Evaluate adequacy of UA-sniffing-detection method¶
The scraper follows this algorithm when scraping:
- Given a top-level URL from the URLs file, issue a request to that URL with each configured user-agent string.
- From that point on, each user agent effectively crawls the site separately, following the links found in the pages delivered to that user agent.
This gives an accurate picture of the site as each user agent would really see it (which is good for the CSS prefix checking), but in case of redirection to separate mobile sites, it means that there may be very few (or no) URLs on the site that are scraped in common by all user agents. The current form of UA-sniffing detection (looking at markup returned to different UAs for the same URL) is only effective if a site has at least one URL that returned actual content to all user agents. It may be necessary to add more sophisticated UA-sniffing detection code that accounts for different redirects received by different user agents as well.
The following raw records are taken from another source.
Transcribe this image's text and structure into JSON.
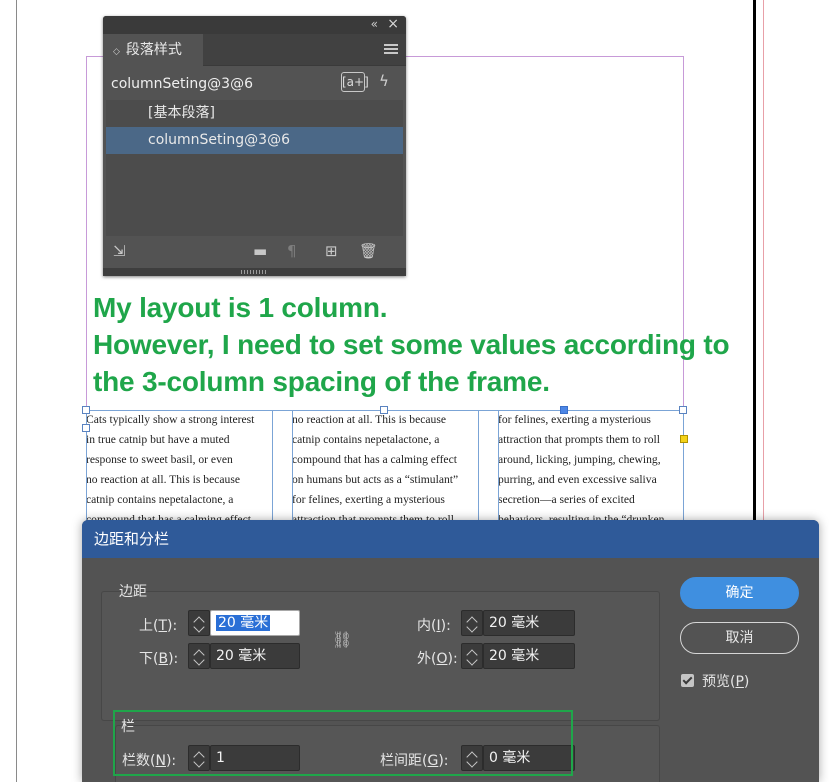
{
  "document": {
    "annotation_lines": [
      "My layout is 1 column.",
      "However, I need to set some values according to",
      "the 3-column spacing of the frame."
    ],
    "columns": [
      [
        "Cats typically show a strong interest",
        "in true catnip but have a muted",
        "response to sweet basil, or even",
        "no reaction at all. This is because",
        "catnip contains nepetalactone, a",
        "compound that has a calming effect"
      ],
      [
        "no reaction at all. This is because",
        "catnip contains nepetalactone, a",
        "compound that has a calming effect",
        "on humans but acts as a “stimulant”",
        "for felines, exerting a mysterious",
        "attraction that prompts them to roll"
      ],
      [
        "for felines, exerting a mysterious",
        "attraction that prompts them to roll",
        "around, licking, jumping, chewing,",
        "purring, and even excessive saliva",
        "secretion—a series of excited",
        "behaviors, resulting in the “drunken"
      ]
    ]
  },
  "paragraph_styles_panel": {
    "collapse_icon": "«",
    "close_icon": "×",
    "tab_label": "段落样式",
    "current_style": "columnSeting@3@6",
    "auto_import_label": "[a+]",
    "items": [
      {
        "label": "[基本段落]"
      },
      {
        "label": "columnSeting@3@6"
      }
    ]
  },
  "dialog": {
    "title": "边距和分栏",
    "margins_group": "边距",
    "columns_group": "栏",
    "fields": {
      "top": {
        "label": "上(",
        "key": "T",
        "suffix": "):",
        "value": "20 毫米"
      },
      "bottom": {
        "label": "下(",
        "key": "B",
        "suffix": "):",
        "value": "20 毫米"
      },
      "inside": {
        "label": "内(",
        "key": "I",
        "suffix": "):",
        "value": "20 毫米"
      },
      "outside": {
        "label": "外(",
        "key": "O",
        "suffix": "):",
        "value": "20 毫米"
      },
      "number": {
        "label": "栏数(",
        "key": "N",
        "suffix": "):",
        "value": "1"
      },
      "gutter": {
        "label": "栏间距(",
        "key": "G",
        "suffix": "):",
        "value": "0 毫米"
      }
    },
    "ok_label": "确定",
    "cancel_label": "取消",
    "preview": {
      "label": "预览(",
      "key": "P",
      "suffix": ")",
      "checked": true
    }
  },
  "colors": {
    "annotation": "#1fa64a",
    "dialog_title_bar": "#2f5a99",
    "ok_button": "#3f8fe0",
    "selected_style": "#4b6887"
  }
}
Integrate South for schema and data migrations¶
At the moment, since Spade (including the database schema) is still under heavy development, it’s often easiest after a model change to simply drop and recreate the database and run syncdb again, rather than worrying about how to structure a migration for existing data.
At some point, Spade will be deployed into production and begin collecting non-throwaway data. Before that happens, South should be integrated so that future model changes can incorporate migrations to alter the schema and migrate data as needed.
Complete the UI¶
The views in spade/view/views.py
and the Django templates in spade/view/templates
are incomplete, and need to be finished.